Four hours before the restaurant industry’s main source of federal relief funds was set to expire, the Senate unanimously voted to keep the Paycheck Protection Program (PPP) alive for another five weeks, noting that $130 billion was still available for loans.
The extension bill now moves to the House of Representatives, which would have to pass it in a flash because the chamber is set to recess for the July 4th holiday. President Trump would almost certainly sign the measure into law because of its unanimous support in the Republican-controlled Senate.
But the benefits of the bill’s renewal were clouded for restaurants by testimony in the House earlier on Tuesday by Secretary of the Treasury Steve Mnuchin. The PPP is operated by the Small Business Administration, a part of Treasury. Asked what would happen to the billions of dollars that would remain in the PPP if it was allowed to sunset, Mnuchin said he was considering a repurposing of the funds to help specifically the industries that have been hardest hit by the coronavirus pandemic. The examples he cited were the restaurant and lodging businesses.
“We would anticipate that any additional relief would be targeted to certain industries that have been especially hard-hit by the pandemic, with a focus on jobs and putting all American workers who lost their jobs, through no fault of their own, back to work,” Mnuchin testified.
About $520 billion in low-interest loans have already been extended under the PPP, which was created early in the pandemic to help small businesses stay afloat while they were shut down for public safety reasons.
Mnuchin’s appearance before the House Committee on Financial Services came as members of both Congressional chambers were airing ideas about what might be included in the next federal relief package if there is one. Senate Majority Leader Mitch McConnell, R-Ky., has said he’d favor a “pause” to assess how the effectiveness of the relief that’s been extended to date.

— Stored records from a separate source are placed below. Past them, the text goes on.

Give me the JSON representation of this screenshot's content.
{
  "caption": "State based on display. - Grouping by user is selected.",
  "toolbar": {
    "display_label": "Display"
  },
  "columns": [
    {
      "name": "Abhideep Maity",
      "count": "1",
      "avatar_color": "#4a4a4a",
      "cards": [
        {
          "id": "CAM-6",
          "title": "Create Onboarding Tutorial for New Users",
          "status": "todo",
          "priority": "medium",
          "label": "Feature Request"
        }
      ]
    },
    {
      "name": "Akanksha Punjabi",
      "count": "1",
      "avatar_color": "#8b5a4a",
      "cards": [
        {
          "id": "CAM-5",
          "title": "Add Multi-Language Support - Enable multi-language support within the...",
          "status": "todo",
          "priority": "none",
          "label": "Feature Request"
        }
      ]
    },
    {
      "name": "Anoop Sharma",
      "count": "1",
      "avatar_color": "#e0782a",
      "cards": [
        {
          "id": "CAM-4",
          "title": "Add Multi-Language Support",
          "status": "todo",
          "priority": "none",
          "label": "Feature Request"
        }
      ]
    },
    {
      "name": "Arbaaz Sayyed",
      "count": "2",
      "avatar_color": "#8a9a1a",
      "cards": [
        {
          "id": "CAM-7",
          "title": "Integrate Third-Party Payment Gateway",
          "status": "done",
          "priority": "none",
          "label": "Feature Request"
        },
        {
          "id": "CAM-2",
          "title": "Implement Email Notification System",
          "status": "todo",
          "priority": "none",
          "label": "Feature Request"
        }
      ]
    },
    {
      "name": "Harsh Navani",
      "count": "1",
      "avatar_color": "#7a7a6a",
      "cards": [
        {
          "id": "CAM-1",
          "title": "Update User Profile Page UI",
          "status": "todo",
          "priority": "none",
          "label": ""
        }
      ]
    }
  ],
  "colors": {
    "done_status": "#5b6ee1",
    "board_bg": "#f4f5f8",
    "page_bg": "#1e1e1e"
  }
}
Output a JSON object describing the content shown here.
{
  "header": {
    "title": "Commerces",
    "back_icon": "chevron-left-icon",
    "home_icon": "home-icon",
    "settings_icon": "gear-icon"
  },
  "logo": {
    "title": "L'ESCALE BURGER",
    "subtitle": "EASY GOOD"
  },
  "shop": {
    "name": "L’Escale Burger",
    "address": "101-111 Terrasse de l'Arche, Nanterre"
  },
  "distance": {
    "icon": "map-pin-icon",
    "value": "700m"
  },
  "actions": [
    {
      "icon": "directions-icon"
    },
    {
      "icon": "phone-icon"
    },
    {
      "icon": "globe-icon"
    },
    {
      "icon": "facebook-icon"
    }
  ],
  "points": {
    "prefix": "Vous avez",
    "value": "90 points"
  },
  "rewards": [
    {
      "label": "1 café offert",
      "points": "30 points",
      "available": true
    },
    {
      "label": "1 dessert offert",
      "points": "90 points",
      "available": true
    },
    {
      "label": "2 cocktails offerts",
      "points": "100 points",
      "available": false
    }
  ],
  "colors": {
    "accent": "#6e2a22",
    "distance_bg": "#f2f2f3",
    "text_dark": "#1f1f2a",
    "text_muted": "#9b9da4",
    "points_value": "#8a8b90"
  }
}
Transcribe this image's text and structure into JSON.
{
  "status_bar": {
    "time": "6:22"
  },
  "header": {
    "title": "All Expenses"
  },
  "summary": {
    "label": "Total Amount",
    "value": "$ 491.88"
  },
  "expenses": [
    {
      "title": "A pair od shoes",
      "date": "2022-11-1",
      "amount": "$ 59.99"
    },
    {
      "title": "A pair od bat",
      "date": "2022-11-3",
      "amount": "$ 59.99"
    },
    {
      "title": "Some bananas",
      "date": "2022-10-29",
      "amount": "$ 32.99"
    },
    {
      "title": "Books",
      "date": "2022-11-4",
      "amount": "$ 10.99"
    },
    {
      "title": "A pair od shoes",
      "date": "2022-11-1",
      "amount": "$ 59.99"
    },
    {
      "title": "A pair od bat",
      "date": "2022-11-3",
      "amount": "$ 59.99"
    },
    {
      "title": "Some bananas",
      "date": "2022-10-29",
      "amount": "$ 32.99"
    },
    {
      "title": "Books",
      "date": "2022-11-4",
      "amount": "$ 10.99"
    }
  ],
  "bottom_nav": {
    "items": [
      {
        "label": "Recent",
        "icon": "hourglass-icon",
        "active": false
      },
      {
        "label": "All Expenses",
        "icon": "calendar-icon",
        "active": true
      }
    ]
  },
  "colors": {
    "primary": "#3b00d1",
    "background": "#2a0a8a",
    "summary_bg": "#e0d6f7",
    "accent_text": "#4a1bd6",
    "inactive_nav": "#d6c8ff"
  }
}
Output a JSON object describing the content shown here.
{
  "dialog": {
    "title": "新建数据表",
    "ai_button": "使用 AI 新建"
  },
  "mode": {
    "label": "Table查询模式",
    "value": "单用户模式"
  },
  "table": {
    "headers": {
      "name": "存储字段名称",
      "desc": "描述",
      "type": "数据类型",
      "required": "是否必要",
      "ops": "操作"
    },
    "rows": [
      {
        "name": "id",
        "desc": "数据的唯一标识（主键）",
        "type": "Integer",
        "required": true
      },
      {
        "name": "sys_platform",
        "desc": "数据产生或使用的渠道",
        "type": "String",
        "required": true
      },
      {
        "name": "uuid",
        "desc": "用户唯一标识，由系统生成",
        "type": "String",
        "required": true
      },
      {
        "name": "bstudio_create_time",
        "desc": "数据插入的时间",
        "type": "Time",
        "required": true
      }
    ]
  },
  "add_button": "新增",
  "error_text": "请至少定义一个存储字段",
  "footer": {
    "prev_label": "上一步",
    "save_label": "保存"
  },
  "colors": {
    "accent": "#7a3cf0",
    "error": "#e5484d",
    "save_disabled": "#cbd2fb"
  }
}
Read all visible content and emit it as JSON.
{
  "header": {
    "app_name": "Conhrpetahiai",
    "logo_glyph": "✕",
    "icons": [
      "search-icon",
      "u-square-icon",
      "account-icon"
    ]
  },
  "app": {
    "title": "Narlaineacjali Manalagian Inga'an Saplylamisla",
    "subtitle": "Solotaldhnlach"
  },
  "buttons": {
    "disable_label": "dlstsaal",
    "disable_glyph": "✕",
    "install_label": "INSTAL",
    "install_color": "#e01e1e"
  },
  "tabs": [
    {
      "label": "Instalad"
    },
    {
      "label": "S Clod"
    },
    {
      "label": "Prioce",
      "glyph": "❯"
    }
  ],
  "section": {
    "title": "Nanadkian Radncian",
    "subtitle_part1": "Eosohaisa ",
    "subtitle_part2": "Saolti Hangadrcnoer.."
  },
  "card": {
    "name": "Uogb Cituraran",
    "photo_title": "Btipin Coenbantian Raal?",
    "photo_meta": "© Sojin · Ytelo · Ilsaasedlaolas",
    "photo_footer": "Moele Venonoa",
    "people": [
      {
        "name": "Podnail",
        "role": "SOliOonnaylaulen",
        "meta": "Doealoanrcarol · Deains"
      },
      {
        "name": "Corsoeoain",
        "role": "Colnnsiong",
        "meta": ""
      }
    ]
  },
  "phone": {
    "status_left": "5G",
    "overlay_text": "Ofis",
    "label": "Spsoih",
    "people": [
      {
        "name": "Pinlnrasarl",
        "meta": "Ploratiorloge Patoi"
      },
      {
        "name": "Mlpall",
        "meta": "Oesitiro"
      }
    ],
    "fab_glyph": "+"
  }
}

Not all members of his party are in alignment with McConnell. Sen. Mark Rubio of Florida, for instance, has called for a new bill that’s more narrowly focused on small businesses in areas that have been particularly hard hit by the economic fallout of the pandemic. He suggested that the money could be distributed by zip codes.
Other senators have suggested that future aid only be granted to businesses that can demonstrate a severe loss of revenues.
The Independent Restaurant Coalition (IRC), a group formed during the pandemic to help independent businesses, is championing a bill that would channel $105 billion specifically to the restaurant industry.
The National Restaurant Association aired a “blueprint” for recovery months ago that calls for the government to provide aid totaling $240 billion, or what the industry is projected to lose this year because of forced dining-room shutdowns and directives for consumers to stay home. It also supports the IRC’s relief proposal.